As in previous years the shortlisted stories, together with stories produced at a Caine workshop in Africa, will appear in an anthology to be published in June 2012 by New Internationalist. The anthology will also be published in South Africa by Jacana Media, and in Nigeria by Cassava Republic.
Kenyan writer Billy Kahora, who has been one of Granta Magazine's New Voices.
The shortlisted writers will read from their work in London at the Royal Over-Seas League on Thursday, 28 June at 7pm and at the Southbank Centre on Sunday 1 July at 5pm. On Saturday 30 June at 3pm they will take part in the Africa Writers Festival at the School of Oriental and African Studies (SOAS), University of London, organised by the Royal African Society.

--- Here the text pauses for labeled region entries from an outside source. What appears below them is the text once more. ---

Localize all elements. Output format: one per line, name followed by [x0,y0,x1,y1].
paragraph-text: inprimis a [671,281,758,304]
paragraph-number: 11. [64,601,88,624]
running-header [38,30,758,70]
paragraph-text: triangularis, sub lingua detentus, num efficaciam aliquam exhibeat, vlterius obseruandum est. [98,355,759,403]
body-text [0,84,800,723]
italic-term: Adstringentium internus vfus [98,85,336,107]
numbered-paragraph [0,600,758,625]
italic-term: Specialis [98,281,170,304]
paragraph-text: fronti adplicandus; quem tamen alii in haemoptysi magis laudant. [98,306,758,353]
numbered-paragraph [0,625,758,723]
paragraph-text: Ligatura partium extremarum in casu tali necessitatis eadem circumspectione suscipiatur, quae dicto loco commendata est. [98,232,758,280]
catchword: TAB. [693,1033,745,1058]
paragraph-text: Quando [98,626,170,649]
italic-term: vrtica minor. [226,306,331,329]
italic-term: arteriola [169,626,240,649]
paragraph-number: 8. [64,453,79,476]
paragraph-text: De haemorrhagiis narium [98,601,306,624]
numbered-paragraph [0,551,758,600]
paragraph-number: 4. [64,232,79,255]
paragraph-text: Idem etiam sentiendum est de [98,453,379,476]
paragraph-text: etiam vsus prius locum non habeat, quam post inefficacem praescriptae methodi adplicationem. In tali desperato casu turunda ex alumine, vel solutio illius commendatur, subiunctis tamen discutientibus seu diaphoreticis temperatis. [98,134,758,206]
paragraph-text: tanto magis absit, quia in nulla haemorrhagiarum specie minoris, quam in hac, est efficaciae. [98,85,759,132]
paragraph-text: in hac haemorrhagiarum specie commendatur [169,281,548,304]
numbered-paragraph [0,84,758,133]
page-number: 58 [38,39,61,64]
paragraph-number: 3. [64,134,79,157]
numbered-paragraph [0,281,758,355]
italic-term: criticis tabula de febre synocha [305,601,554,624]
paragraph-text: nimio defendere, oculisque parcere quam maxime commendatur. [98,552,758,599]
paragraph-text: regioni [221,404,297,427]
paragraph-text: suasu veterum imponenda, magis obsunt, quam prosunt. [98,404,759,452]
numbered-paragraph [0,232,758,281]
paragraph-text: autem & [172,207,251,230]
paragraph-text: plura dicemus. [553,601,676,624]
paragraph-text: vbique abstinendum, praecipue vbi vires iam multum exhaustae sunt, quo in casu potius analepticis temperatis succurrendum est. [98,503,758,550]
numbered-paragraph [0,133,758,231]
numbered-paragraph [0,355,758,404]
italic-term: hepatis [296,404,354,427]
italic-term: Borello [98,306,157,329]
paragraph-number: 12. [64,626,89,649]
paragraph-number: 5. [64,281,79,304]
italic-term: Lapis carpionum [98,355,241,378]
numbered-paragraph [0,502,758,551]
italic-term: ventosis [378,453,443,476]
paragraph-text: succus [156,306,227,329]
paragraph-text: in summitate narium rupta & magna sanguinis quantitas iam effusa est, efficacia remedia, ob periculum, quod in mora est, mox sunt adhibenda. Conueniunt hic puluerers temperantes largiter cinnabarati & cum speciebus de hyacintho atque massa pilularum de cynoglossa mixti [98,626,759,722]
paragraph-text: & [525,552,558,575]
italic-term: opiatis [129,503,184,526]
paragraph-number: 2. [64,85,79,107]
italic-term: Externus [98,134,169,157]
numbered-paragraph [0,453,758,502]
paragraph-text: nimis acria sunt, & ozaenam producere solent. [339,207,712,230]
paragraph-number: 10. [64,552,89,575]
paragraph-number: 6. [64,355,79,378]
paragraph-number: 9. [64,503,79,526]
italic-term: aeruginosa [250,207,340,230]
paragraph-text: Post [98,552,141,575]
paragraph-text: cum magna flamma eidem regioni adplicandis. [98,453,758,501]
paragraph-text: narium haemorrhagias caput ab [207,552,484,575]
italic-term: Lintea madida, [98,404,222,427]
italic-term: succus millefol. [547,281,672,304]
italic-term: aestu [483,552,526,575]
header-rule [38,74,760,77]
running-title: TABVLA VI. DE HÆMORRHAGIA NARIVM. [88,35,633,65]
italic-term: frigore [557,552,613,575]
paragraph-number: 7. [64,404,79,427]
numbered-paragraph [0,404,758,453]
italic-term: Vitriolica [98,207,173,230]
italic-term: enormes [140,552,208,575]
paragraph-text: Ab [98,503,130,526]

Once again the winner Caine Prize will be given the opportunity of taking up a month’s residence at Georgetown University, as a Writer-in-Residence at the Lannan Center for Poetics and Social Practice. The award will cover all travel and living expenses. The winner will also be invited to take part in the Open Book Festival in Cape Town in September 2012 and events at the Museum of African Art in New York in November 2012.
Last year's winner NoViolet Bulawayo of Zimbabwe has subsequently been awarded the highly-regarded two-year Stegner Writing Fellowship at Stanford University, in the United States and her debut novel, ‘We Need New Names’, is forthcoming from Little, Brown in North America.
Previous winners are Sudan’s Leila Aboulela (2000), Nigerian Helon Habila (2001), Kenyan Binyavanga Wainaina (2002), Kenyan Yvonne Owuor (2003), Zimbabwean Brian Chikwava (2004), Nigerian Segun Afolabi (2005), South African Mary Watson (2006), Ugandan Monica Arac de Nyeko (2007), South African Henrietta Rose-Innes (2008), Nigerian EC Osondu (2009) and Sierra Leonean Olufemi Terry.
The Caine Prize is principally sponsored by The Oppenheimer Memorial Trust, the Booker Prize Foundation, and Miles Morland. Other funders include the British Council, The Beit Trust, The Thistle Trust, the Royal Overseas League and Kenya Airways.
An “African writer” is normally taken to mean someone who was born in Africa, or who is a national of an African country, or whose parents are African. The African winners of the Nobel Prize for Literature, Wole Soyinka, Nadine Gordimer and J M Coetzee, are Patrons of The Caine Prize, as is Chinua Achebe, winner of the Man Booker International Prize. Baroness Nicholson of Winterbourne is President of the Council and Jonathan Taylor is the Chairman.